Dienstag, 12. Juli 2011

Markus Zusak - Der Joker

Ich muss vorneweg ehrlich sagen: ich bin einer der wenigen Leser, der Markus Zusaks Buch "Die Bücherdiebin" nicht überragend, weltbewegend und erschütternd fand, sondern maximal nett, gegen Ende extrem langweilig und hopplahopp und insgesamt eher durchschnittlich. Deshalb war ich auch nicht gerade hocherfreut, als mir meine Freundin zum Geburtstag letztes Jahr "Der Joker" geschenkt hat, ein weiteres Buch von Zusak - aber zum Glück habe ich es gelesen und eine kleine, aber durchaus nette Perle gefunden ;-)
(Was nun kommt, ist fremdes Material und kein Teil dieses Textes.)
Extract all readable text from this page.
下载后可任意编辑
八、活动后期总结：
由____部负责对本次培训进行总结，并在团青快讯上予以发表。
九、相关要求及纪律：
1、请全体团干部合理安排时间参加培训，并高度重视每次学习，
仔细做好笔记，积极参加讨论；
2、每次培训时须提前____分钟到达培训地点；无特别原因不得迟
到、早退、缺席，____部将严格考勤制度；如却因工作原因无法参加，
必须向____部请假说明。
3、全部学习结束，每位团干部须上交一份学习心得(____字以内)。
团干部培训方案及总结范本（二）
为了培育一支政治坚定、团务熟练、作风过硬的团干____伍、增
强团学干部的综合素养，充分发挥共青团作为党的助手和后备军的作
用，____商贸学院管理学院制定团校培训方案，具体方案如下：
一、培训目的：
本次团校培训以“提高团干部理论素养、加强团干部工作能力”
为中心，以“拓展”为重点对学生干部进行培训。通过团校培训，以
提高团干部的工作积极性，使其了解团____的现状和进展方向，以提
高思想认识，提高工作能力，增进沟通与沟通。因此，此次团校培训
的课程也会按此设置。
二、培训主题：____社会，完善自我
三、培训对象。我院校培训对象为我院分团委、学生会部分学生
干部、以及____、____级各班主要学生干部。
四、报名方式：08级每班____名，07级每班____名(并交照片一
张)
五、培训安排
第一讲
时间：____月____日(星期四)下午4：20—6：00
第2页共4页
Ed Kennedy ist einer, dem das Wort Loser in gradezu blinkenden Buchstaben auf die Stirn tätowiert zu sein scheint. Er arbeitet semi-legal als Taxifahrer, ist verknallt in seine Kollegin, die ihn aber nur als Kumpel sieht, und sein Freundeskreis, allen vorn Marvin (der Eds Loser-Status nochmal locker unterbietet) ändert auch nichts an dieser Situation. Nein, Eds Leben klingt wirklich nicht spannend. Das ändert sich aber, asl er eines Tages in seinem Briefkasten eine Spielkarte findet: auf dem Karo-Ass notiert sind drei Adressen und Uhrzeiten - und mit einem Mal ändert sich alles für Ed. Denn ein Unbekannter scheint ihn dadurch aufzufordern, zumindest das Leben anderer Personen zu verändern, wenn er es mit seinem schon nicht tut ...

"Der Joker" ist eindeutig so ein Buch, das man liest und bei dem man am Ende völlig irritiert und verblüfft, aber sicher nicht enttäuscht ist. Das liegt meiner Meinung nach daran, dass Zusak hier eine Erzählerfigur schafft, die - anders als der Tod in "Die Bücherdiebin - nie langweilig wird. Eds Betrachtungen über sein Leben, seine Freunde und den ganzen Rest sind immer geprägt von einem Hang zur Selbstoironie. Temporeich führt Zusak seine Figuren von einer absurden Situation in die nächste: das Buch beginnt mitten in einem Banküberfall, den Ed und Marvin auf ganz eigene Art durchleben. Und am Ende fragt man sich, warum es manchmal so schwer ist, weiterzuleben und man es trotzdem tut. Und was ein Auslöser für den Sprung über den schatten sein könnte, wie ihn Ed bekommt ...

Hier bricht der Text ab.